Ongoing issues with containers and sea freight, rising costs induced by high demand and repeated delays in production caused by outbreaks of the Covid-19 pandemic in Asia throughout the first half of 2021 have further amplified and accelerated the reshoring push. But bringing the industrial production of bicycles closer to the market comes with some serious challenges – most notably, the cost of labor in Europe is a lot higher than in Asia. One way to get around this challenge is to turn to automation, and German thermo-injection specialist Isoco is doing just that with its V-Frames subsidiary. Based in Thuringia, this company has become well-known for building plastic crates in many different sizes and colors – fully automated and in large numbers.

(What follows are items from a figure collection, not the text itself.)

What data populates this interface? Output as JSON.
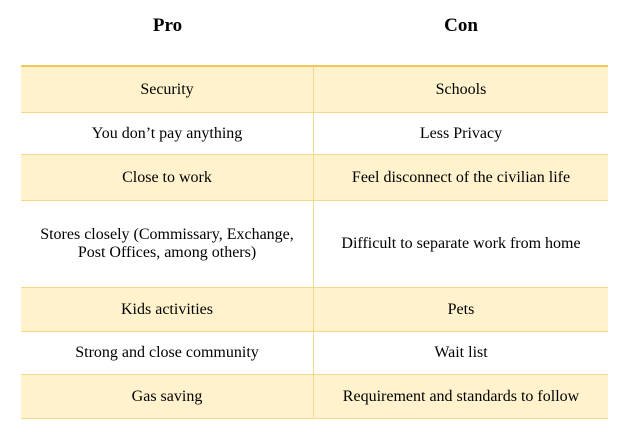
{
  "table": {
    "headers": {
      "pro": "Pro",
      "con": "Con"
    },
    "rows": [
      {
        "pro": "Security",
        "con": "Schools"
      },
      {
        "pro": "You don’t pay anything",
        "con": "Less Privacy"
      },
      {
        "pro": "Close to work",
        "con": "Feel disconnect of the civilian life"
      },
      {
        "pro": "Stores closely (Commissary, Exchange, Post Offices, among others)",
        "con": "Difficult to separate work from home"
      },
      {
        "pro": "Kids activities",
        "con": "Pets"
      },
      {
        "pro": "Strong and close community",
        "con": "Wait list"
      },
      {
        "pro": "Gas saving",
        "con": "Requirement and standards to follow"
      }
    ]
  },
  "colors": {
    "shaded_row": "#fff2cc",
    "border": "#f5d98f",
    "header_border": "#f2c75a"
  }
}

Using reinforced carbon-composites and seriously oversized tooling, the machines of this German company are capable of turning out bicycle frames as well – at a remarkable pace. A frame can be produced in 90 seconds. If a frame should not meet the tolerances or end up as a warranty case later on, it can be shredded and its material can get used again – a serious plus in terms of sustainability. One of the initial partners of V-Frames in getting this production method dialed-in has been EBike das Original, whose founder Helge von Fugler points to another big advantage of producing frames in Germany: “Rather than just getting one or two production slots for frames in Asia, we have monthly production slots in Germany. And we don’t have to wait for frames to show up in a container, which cuts the carbon footprint of these Made-in-Germany frames in half.”

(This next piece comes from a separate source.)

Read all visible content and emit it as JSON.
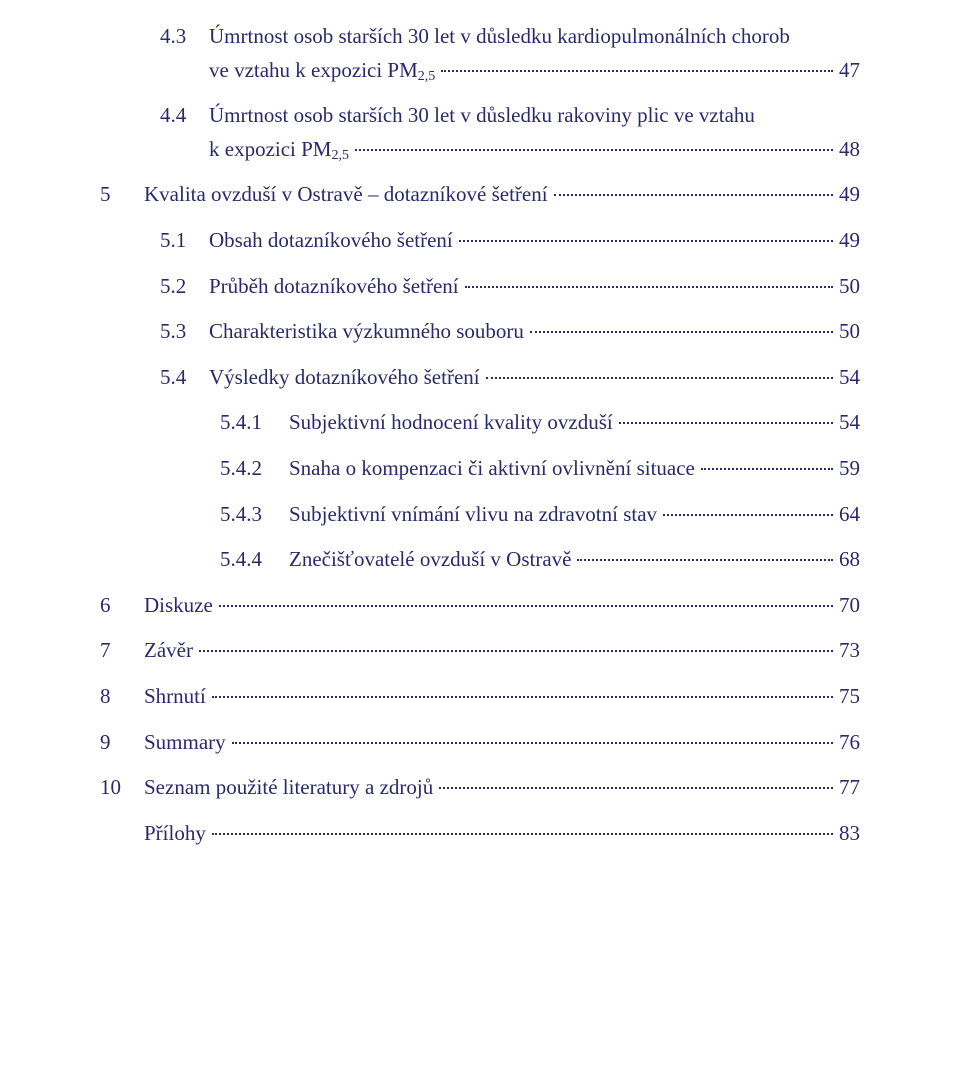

While the advantages of V-Frames’s thermo-injection technique are appealing, there are some challenges to overcome as well. The major drawback of this production method is reduced flexibility due to high tooling costs. To keep these as low as possible, OE partners need to come up with smart frame designs that can fit a large range of body sizes. While Norwegian brand and early development partner Buddy Bike has opted for an x-shaped frame for its SX1 platform, EBike das Original relies on deep-instep designs for their Reco One trekking model and the upcoming Reco Two urban model. The difference between frame sizes lies in the seat tube that can be extended with two different lengths of stubs. The detailed fitting is done by using seat posts with various set backs and stems that offer both an adjustable height and reach. As von Fugler points out, the automated production in Thüringen allowed him to build additional e-bikes in the spring and summer of 2021 on short notice to meet the increased demand – something that would not have been possible with the limited production slots and capacities available in factories in Asia. V-Frames’s general manager Michael Müller will be at the Eurobike show to find more bicycle brands willing to bet on thermo-injected, fully recyclable frames made in Germany as an alternative to frames built with traditional methods in Asia.